Cheguei à cafeteria, sentei em uma pequena mesinha, peguei meu caderno e comecei a escrever. “Como pode o coração querer mandar em tudo? Tantas vezes quebrado, e mesmo assim ainda acha forças para bater, isso é fora do normal.” Pedi meu café, e retornei ao meu texto. Tentei segurar minhas lagrimas e gritei para mim mesmo “volta para dentro suas tolas.” Consegui controlar o choro. Não queria demonstrar tristeza ou qualquer sentimento em publico, eles me olhavam como se fosse uma louca. E talvez, eu fosse uma mesmo. Prossegui com o texto. “Vai, se iluda novamente, sua tola. Vá corra atrás, ele ainda te decepcionará como da ultima vez, ele sempre faz isso. Vá coração tolo, bata com todas as forças que ainda te resta, sorria para cada inútil palavra que ele fala.” Meus pensamentos estavam longe, quando olhei para o relógio e percebi que horas eram. 17h50m. Paguei meu café, e me levantei correndo, apenas na expectativa de ele ainda estar lá. Havia tomado uma decisão. Talvez, a mais tola da minha vida. Peguei um taxi que havia ali, e corri até a pequena livraria na Rua Baker. Vi-o fechando as portas e surpreso olhar para mim, apenas sibilei com os lábios, formando uma pequena palavra, e um grande passo para minha vida “sim”. Já não tinha mais forças para ficar de pé, mas antes que eu caísse, ele veio me segurar, me abraçando, senti minhas pernas estremecerem e fiquei abraçada com ele.
P.O.V Tate.
Era uma quarta-feira e eu era o responsável por fechar a livraria, sempre fechava as 17h00, mas havia uma tola esperança de que ela apareceria. Sim, eu acreditava nisso. Passei a tarde toda pensando em como seria se ela viesse, criei bilhões de possíveis diálogos entre nós. Olhei pro relógio 17h43, resolvi acordar de meus sonhos quase impossíveis e fechar a livraria, já havia passado da hora, mas uma senhora atrapalhou, ficou perguntando várias coisas sobre alguns livros qualquer, quando ela finalmente foi embora, era 18:06. Estava fechando a porta, quando de longe vi Alicia, bem ali, apenas há alguns metros de distância, me olhando um tanto nervosa, e sussurrando um “sim”. — Incrível como todos os diálogos que treinei o dia todo sumiram, eu não sabia o que dizer, nem sabia se era real ou era apenas minha imaginação. —Vi que ela estava tremula, segurei-a pela cintura, sim era real, ela estava em meus braços, eu podia chama-lá de minha novamente.
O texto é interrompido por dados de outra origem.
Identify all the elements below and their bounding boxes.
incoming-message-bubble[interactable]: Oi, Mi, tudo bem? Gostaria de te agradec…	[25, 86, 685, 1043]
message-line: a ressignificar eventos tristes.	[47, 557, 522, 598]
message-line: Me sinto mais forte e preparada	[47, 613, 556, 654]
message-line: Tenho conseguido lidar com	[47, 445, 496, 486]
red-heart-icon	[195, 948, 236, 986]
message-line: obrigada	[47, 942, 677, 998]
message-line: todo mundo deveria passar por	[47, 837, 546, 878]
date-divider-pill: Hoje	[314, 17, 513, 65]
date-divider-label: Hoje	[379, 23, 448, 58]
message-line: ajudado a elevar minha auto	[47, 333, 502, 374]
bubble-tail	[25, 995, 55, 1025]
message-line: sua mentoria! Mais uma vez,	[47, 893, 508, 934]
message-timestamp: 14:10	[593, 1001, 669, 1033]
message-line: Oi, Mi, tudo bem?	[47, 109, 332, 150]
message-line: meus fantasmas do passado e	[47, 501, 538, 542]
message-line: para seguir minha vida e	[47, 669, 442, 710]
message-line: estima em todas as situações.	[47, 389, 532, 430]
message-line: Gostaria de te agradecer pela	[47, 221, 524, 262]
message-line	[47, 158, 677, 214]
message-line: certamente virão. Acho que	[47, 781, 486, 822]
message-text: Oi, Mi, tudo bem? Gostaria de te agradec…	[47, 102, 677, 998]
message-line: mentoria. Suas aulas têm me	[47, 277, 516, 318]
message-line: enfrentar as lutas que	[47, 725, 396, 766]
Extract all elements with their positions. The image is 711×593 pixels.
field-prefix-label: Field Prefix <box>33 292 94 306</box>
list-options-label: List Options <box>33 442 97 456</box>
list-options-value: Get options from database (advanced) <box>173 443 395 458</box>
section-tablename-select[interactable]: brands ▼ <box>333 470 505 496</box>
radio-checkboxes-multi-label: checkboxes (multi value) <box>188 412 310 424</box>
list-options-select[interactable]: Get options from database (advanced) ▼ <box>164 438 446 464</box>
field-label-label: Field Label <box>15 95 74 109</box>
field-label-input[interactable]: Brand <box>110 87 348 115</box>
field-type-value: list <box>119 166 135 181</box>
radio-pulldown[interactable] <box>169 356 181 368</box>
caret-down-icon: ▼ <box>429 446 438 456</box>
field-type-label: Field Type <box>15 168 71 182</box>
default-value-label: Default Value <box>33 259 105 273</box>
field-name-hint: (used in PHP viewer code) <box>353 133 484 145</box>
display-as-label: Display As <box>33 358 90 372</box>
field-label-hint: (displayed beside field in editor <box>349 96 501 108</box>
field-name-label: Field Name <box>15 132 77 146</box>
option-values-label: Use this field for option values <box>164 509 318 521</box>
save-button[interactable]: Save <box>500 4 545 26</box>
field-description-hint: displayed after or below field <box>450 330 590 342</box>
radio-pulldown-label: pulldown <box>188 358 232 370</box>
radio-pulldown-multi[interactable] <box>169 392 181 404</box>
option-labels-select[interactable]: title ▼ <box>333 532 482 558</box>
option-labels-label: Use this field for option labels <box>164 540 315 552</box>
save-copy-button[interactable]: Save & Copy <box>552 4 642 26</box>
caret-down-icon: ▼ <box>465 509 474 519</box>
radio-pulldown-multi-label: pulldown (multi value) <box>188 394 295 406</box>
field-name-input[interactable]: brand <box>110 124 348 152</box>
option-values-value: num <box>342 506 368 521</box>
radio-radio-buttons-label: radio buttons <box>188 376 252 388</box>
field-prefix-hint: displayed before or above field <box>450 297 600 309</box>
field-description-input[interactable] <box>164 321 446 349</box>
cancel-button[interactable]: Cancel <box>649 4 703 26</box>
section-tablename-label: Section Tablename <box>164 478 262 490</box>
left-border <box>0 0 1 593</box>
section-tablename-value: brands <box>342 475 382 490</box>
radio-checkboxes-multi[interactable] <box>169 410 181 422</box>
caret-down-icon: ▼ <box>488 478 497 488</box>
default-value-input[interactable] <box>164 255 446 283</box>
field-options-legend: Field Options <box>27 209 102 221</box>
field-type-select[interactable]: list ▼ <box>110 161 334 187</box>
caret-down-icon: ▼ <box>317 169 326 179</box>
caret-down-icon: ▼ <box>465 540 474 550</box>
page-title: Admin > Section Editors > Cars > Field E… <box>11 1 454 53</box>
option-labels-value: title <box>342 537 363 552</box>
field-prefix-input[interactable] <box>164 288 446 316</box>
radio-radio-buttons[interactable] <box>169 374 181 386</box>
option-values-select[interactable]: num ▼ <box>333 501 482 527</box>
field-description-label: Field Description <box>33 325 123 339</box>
Ficamos se abraçando, matando a saudade que estávamos um do outro.
— Estou aqui.
Abracei-a mais forte.
— Sim, está aqui em meus braços.
— Eu senti saudades.
— Eu não estava acreditando que você viria…
— Eu não devia vir, você sempre chega, bagunça minha vida e logo depois vai embora.
Silêncio.
— Mas… eu gosto da nossa bagunça.
Abracei-a e a beijei. Finalmente ela estava em meus braços.